Einige Charaktere sind frei erfunden, in diesem Fall ist jede Ähnlichkeit mit lebenden oder toten Personen oder Persönlichkeiten rein zufällig und nicht beabsichtigt. Auch ist der zeitliche Handlungsablauf nicht immer korrekt.

„Da kommen meine Eltern mit dem neuen Kind.“ Peter, der auf dem Hof spielte, war ganz aufgeregt. „Mama war nämlich im Krankenhaus, weil meine Schwester eine Problemgeburt ist. Jetzt haben sie sie rausgelassen, meine Mutter und meine Schwester auch“, erklärte er seinen Spielkameraden.

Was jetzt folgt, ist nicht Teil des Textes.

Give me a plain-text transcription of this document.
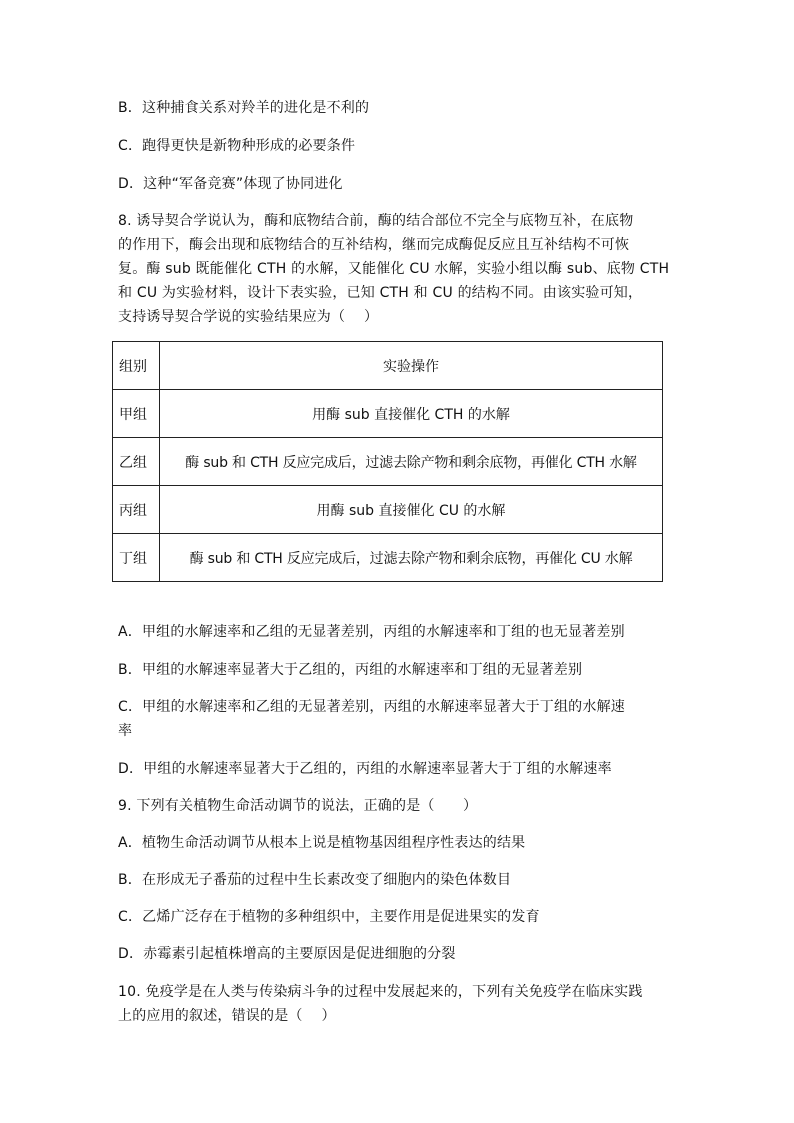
B．这种捕食关系对羚羊的进化是不利的
C．跑得更快是新物种形成的必要条件
D．这种“军备竞赛”体现了协同进化
8. 诱导契合学说认为，酶和底物结合前，酶的结合部位不完全与底物互补，在底物
的作用下，酶会出现和底物结合的互补结构，继而完成酶促反应且互补结构不可恢
复。酶 sub 既能催化 CTH 的水解，又能催化 CU 水解，实验小组以酶 sub、底物 CTH
和 CU 为实验材料，设计下表实验，已知 CTH 和 CU 的结构不同。由该实验可知，
支持诱导契合学说的实验结果应为（　 ）
组别	实验操作
甲组	用酶 sub 直接催化 CTH 的水解
乙组	酶 sub 和 CTH 反应完成后，过滤去除产物和剩余底物，再催化 CTH 水解
丙组	用酶 sub 直接催化 CU 的水解
丁组	酶 sub 和 CTH 反应完成后，过滤去除产物和剩余底物，再催化 CU 水解
A．甲组的水解速率和乙组的无显著差别，丙组的水解速率和丁组的也无显著差别
B．甲组的水解速率显著大于乙组的，丙组的水解速率和丁组的无显著差别
C．甲组的水解速率和乙组的无显著差别，丙组的水解速率显著大于丁组的水解速
率
D．甲组的水解速率显著大于乙组的，丙组的水解速率显著大于丁组的水解速率
9. 下列有关植物生命活动调节的说法，正确的是（　　）
A．植物生命活动调节从根本上说是植物基因组程序性表达的结果
B．在形成无子番茄的过程中生长素改变了细胞内的染色体数目
C．乙烯广泛存在于植物的多种组织中，主要作用是促进果实的发育
D．赤霉素引起植株增高的主要原因是促进细胞的分裂
10. 免疫学是在人类与传染病斗争的过程中发展起来的，下列有关免疫学在临床实践
上的应用的叙述，错误的是（　 ）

Vorsichtig näherten sich die Jungen Peters Eltern, die aus dem Auto gestiegen waren. Tatsächlich hielt Ilse Jollenbeck ein Baby im Arm, das fest in eine Decke gewickelt war.

„Frau Jollenbeck, zeigen Sie mir mal das Problem ... ähm ... Problemdings?“, fragte ein vorwitziger Knabe. Ilse musterte ihn irritiert. „Was möchtest du?“

Peter hatte sich vorgedrängelt und stieß seinem Freund den Ellenbogen in die Seite. „Er will wissen, wie sie aussieht“, erklärte er. „Wie heißt die noch mal?“ Er konnte sich den Namen seiner neuen Schwester einfach nicht merken.

Kalle, Peters Vater, hatte amüsiert zugehört, jetzt mischte er sich ein. „Dein Schwesterchen heißt Elisa, und wenn du es sehen möchtest, dann musst du mit in die Wohnung kommen.“ Er legte seiner Frau fürsorglich den Arm um die Schulter. „Komm, Liebes. Deine Mutter wartet sicher schon auf uns.“ Er scheuchte die Rasselbande auseinander, die immer noch um ihn und Ilse herumstanden, um einen Blick auf die Problemgeburt zu erhaschen, denn keiner konnte sich etwas unter diesem Begriff vorstellen.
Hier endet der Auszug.